The Price of Modern Medicine

It is wonderful rhetoric to claim on the political stump that all citizens ought to have a "right to healthcare." But it is not good public policy. Medical policy and ethics focus mainly on the individual, and urge—under the pain of a lawsuit—to do everything that is "beneficial" or will "add value" to that patient. This standard soon runs into the law of diminishing returns and simultaneously distributes limited resources ineffectively. The price of modern medicine is to decide what to cover among the smorgasbord of treatments available.

The healthcare system can no more afford to do everything "beneficial" for every patient than the education system can do everything "beneficial" for every student, nor the police department do everything "beneficial" for every citizen, nor every parent do everything "beneficial" for their children. We are judging much of what we do and expect in health from an unsustainable yardstick.

No matter how we organize and no matter how we fund healthcare, we will find our medical miracles have outpaced our ability to pay. It is hard to change our thinking after years of blank check medicine—but necessary. As David Eddy said, "We will need to accept, once and for all, that resources are limited. It is the limitation on resources that both necessitates and justifies the strategy of getting more for less." This is painful, but unavoidable. We are inventing the unaffordable and spending the unsustainable. We need to focus limited resources on where they will buy the most health for society.

A decent and just society is a structure with many important pillars. Healthcare is one of those pillars but so is education, justice, welfare, decent infrastructure, and liveable environment. My generation has been mesmerized by the concept of rights because the concept was so useful in expanding freedom and justice. But "rights" are not a universal tool applicable to every social need.

Conclusion

I am increasingly skeptical that human rights is a useful platform for the public distribution of social goods. Like the statue in the park, its pose is heroic but it is not practical or useful except as an unattainable symbol. One can declare endlessly and idealistically that "human rights" include not only freedom but also food, housing, healthcare, a liveable wage, and a chicken in every pot.
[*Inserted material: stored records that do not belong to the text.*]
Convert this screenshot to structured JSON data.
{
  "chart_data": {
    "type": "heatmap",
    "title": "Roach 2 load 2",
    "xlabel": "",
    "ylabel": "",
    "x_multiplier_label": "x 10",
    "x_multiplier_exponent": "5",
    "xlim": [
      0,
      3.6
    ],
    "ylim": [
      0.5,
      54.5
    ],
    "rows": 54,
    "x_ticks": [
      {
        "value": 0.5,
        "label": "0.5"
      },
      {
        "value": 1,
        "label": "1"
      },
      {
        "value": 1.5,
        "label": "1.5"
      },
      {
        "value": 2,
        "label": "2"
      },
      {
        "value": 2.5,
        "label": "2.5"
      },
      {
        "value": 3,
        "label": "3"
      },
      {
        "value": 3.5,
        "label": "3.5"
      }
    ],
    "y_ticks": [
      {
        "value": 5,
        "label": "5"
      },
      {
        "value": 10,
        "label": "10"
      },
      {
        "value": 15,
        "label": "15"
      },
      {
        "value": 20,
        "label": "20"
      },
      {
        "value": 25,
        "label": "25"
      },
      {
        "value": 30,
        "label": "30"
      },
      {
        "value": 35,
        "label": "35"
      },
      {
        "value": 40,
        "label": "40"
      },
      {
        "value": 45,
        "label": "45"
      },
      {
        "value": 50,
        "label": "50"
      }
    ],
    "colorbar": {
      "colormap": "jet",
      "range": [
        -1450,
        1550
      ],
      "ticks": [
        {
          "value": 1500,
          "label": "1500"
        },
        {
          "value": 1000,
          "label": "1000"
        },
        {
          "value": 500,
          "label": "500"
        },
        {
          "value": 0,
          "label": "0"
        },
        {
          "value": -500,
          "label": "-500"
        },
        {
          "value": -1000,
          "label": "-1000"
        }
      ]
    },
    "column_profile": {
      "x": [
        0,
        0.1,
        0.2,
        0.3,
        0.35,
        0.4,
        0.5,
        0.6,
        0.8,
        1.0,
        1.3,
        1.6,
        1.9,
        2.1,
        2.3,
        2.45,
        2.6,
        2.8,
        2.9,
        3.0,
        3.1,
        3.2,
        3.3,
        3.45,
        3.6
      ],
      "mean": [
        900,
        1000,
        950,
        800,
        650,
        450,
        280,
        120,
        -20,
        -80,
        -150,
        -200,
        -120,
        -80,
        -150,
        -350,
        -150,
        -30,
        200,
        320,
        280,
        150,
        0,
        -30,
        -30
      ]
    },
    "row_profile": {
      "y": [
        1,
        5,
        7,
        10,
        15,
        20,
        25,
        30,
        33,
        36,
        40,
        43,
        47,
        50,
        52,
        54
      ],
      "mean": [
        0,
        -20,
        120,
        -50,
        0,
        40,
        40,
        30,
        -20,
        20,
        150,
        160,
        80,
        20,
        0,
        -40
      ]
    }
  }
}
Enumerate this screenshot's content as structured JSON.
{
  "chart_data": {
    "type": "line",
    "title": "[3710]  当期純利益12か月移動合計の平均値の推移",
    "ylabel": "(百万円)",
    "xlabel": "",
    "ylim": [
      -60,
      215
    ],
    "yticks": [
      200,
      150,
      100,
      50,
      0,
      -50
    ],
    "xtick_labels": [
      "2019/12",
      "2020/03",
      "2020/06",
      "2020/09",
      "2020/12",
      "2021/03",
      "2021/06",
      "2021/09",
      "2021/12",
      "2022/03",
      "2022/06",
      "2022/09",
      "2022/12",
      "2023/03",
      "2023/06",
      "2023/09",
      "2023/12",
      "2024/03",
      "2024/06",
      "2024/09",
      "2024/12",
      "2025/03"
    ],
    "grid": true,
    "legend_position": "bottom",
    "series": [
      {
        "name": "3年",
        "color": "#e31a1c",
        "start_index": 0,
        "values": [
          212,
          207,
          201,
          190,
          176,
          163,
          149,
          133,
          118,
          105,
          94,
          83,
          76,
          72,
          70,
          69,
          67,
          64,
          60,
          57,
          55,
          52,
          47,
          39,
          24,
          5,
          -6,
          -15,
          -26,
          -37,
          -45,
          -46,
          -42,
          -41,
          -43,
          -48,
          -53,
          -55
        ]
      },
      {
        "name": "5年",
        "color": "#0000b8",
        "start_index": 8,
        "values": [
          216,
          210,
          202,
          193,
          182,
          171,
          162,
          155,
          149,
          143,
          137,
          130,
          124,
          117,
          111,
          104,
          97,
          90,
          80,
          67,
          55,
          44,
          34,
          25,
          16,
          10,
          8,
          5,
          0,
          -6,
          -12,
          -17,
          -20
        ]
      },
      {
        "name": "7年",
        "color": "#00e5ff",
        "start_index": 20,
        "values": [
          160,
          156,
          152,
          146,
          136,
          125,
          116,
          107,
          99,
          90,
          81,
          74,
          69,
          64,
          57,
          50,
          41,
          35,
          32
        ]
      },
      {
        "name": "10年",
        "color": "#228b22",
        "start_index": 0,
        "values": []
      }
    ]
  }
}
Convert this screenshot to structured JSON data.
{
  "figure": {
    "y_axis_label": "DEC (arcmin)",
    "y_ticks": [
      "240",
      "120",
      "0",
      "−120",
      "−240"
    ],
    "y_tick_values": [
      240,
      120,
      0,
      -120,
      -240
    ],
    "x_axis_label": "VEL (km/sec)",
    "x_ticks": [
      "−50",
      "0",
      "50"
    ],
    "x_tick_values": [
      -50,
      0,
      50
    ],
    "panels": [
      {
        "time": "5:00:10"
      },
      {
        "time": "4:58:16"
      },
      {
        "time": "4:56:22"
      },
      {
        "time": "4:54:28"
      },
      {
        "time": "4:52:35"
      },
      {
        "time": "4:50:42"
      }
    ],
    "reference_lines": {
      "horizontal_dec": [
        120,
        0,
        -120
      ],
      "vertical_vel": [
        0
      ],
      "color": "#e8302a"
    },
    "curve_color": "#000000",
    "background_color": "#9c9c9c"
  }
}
Beyond being laudable goals, they are not achievable in the world of public budgets.

People have a right to worship their God or gods, but government doesn’t have the enabling function of building them a church. Individuals have a right to free speech, but government doesn’t have to buy them a newspaper or time on television. Citizens have the right to vote, but not to a ride to the polls. Social policy must take great care to avoid turning "rights" into entitlements.

Richard D. Lamm is the former Governor of Colorado. He is Director of the Center for Public Policy & Contemporary Issues at the University of Denver

 

As published in Human Rights, Fall 1998, Vol. 25, No. 4, p.8-11.